ROC Area-Under-Curve Explained
Some things may take years to have them figured out. It is when someone shows you a definition of some "basic" mathematical object, but does not say why is this defined this way and how should it be interpreted. Moreover, you won't find the answer to your "why" and "how" questions so easily either because they are "so simple" that noone cares to tell, or simply because noone cares. Some time passes and you forget your desire to find out the meaning and just get used to the definition.
For example, it took me some months after I first heard the definition of matrix multiplication to understand why was it defined precisely like that. Same with the notion of a "determinant". Same with pretty much any other university's first-year mathematical object. The problem is probably in the fact that many of our math courses are "definition-based", not "intuition-based", but anyway, that's not the subject of this post.
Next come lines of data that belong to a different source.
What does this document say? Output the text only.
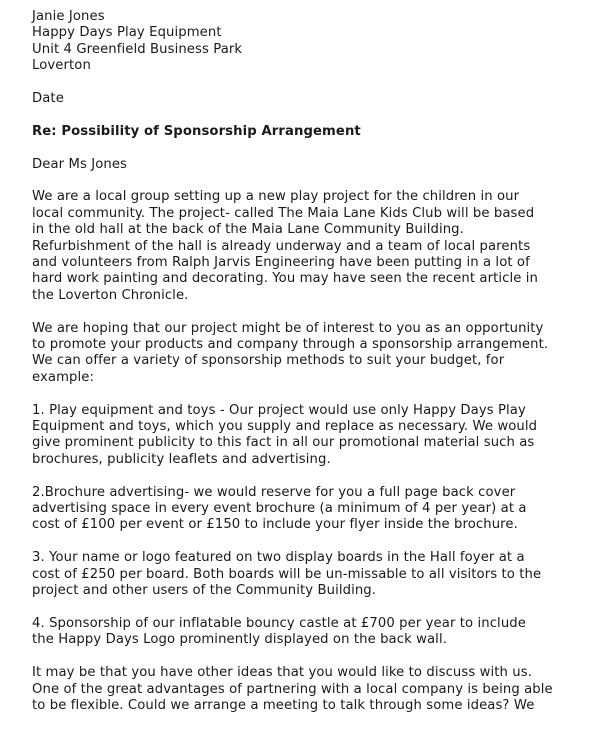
Janie Jones
Happy Days Play Equipment
Unit 4 Greenfield Business Park
Loverton
Date
Re: Possibility of Sponsorship Arrangement
Dear Ms Jones
We are a local group setting up a new play project for the children in our
local community. The project- called The Maia Lane Kids Club will be based
in the old hall at the back of the Maia Lane Community Building.
Refurbishment of the hall is already underway and a team of local parents
and volunteers from Ralph Jarvis Engineering have been putting in a lot of
hard work painting and decorating. You may have seen the recent article in
the Loverton Chronicle.
We are hoping that our project might be of interest to you as an opportunity
to promote your products and company through a sponsorship arrangement.
We can offer a variety of sponsorship methods to suit your budget, for
example:
1. Play equipment and toys - Our project would use only Happy Days Play
Equipment and toys, which you supply and replace as necessary. We would
give prominent publicity to this fact in all our promotional material such as
brochures, publicity leaflets and advertising.
2.Brochure advertising- we would reserve for you a full page back cover
advertising space in every event brochure (a minimum of 4 per year) at a
cost of £100 per event or £150 to include your flyer inside the brochure.
3. Your name or logo featured on two display boards in the Hall foyer at a
cost of £250 per board. Both boards will be un-missable to all visitors to the
project and other users of the Community Building.
4. Sponsorship of our inflatable bouncy castle at £700 per year to include
the Happy Days Logo prominently displayed on the back wall.
It may be that you have other ideas that you would like to discuss with us.
One of the great advantages of partnering with a local company is being able
to be flexible. Could we arrange a meeting to talk through some ideas? We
Today I've accidentally discovered the interpretation of yet another object that I've heard about more than a year before and had to wait for additional clues since then: the ROC area-under-curve statistic. For those who don't know what that is: it's a way to measure the goodness of a classification algorithm by plotting a certain curve and measuring the area under this curve. It is intuitively clear that the value will be close to 1 for a "good" algorithm and 0.5 for a "bad" one. Other than that, it was pretty impossible to find in the whole internet any useful hint as to what might that area actually mean.
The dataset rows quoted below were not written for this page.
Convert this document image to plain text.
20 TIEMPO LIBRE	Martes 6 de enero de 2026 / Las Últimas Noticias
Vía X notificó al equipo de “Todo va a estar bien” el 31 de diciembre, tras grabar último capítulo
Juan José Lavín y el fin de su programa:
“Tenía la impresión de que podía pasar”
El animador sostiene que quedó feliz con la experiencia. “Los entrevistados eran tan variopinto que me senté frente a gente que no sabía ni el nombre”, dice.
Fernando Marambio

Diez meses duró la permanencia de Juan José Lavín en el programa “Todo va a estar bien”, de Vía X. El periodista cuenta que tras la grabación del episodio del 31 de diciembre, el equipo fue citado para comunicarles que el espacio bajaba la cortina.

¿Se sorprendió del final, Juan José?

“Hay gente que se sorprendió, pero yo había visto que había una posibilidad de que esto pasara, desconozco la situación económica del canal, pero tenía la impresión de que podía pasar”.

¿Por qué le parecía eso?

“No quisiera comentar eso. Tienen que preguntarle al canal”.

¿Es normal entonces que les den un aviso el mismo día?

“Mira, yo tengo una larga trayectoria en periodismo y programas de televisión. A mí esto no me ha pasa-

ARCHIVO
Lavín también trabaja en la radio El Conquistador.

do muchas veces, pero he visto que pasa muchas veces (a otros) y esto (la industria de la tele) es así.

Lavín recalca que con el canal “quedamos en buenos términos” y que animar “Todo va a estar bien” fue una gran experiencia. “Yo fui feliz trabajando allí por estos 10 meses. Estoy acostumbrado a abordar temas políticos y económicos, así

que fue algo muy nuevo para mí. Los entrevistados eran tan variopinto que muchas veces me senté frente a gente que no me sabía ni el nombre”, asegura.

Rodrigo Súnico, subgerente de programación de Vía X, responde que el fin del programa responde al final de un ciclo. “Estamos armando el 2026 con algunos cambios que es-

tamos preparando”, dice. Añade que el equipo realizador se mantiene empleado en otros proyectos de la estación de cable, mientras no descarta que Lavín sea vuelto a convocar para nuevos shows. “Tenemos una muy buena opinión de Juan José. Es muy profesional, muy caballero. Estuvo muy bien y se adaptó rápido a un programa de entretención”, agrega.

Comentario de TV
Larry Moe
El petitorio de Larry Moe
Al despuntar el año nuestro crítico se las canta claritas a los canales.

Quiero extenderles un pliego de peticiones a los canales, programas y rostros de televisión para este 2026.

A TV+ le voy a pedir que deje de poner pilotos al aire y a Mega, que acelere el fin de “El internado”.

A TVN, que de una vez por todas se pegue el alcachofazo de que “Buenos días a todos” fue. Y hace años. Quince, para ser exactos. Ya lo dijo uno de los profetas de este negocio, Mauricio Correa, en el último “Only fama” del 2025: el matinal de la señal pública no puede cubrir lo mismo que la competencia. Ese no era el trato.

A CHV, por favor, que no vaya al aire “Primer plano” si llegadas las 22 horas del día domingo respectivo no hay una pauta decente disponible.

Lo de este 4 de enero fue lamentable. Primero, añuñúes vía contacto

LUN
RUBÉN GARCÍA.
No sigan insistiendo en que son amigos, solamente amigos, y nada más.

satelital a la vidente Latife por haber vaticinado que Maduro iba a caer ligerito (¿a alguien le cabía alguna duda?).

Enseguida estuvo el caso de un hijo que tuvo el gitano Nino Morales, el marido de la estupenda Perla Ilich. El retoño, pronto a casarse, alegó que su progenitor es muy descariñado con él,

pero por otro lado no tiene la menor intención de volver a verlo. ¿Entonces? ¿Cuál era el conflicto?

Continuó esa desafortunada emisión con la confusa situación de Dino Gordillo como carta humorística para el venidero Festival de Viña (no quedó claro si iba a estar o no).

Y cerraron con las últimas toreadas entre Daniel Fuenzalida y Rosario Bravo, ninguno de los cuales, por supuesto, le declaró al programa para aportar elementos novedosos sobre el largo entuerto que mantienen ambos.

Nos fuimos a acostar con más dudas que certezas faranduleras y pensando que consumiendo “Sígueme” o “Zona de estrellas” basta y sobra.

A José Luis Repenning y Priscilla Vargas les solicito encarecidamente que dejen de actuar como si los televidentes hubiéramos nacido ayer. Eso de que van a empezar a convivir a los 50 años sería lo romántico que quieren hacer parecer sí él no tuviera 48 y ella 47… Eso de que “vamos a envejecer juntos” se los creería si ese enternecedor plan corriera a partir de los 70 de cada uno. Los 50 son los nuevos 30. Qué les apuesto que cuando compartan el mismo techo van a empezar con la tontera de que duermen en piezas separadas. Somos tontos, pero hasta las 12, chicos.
I've found that hint today, in a rather unexpected place. I've enjoyed it so much that I wanted to share this simple piece of information with you:
The area under ROC curve specifies the probability that, when we draw one positive and one negative example at random, the decision function assigns a higher value to the positive than to the negative example.
And have you had similar revelations? If so, I invite you to share them in the comments, I'm pretty sure many will be interested to hear.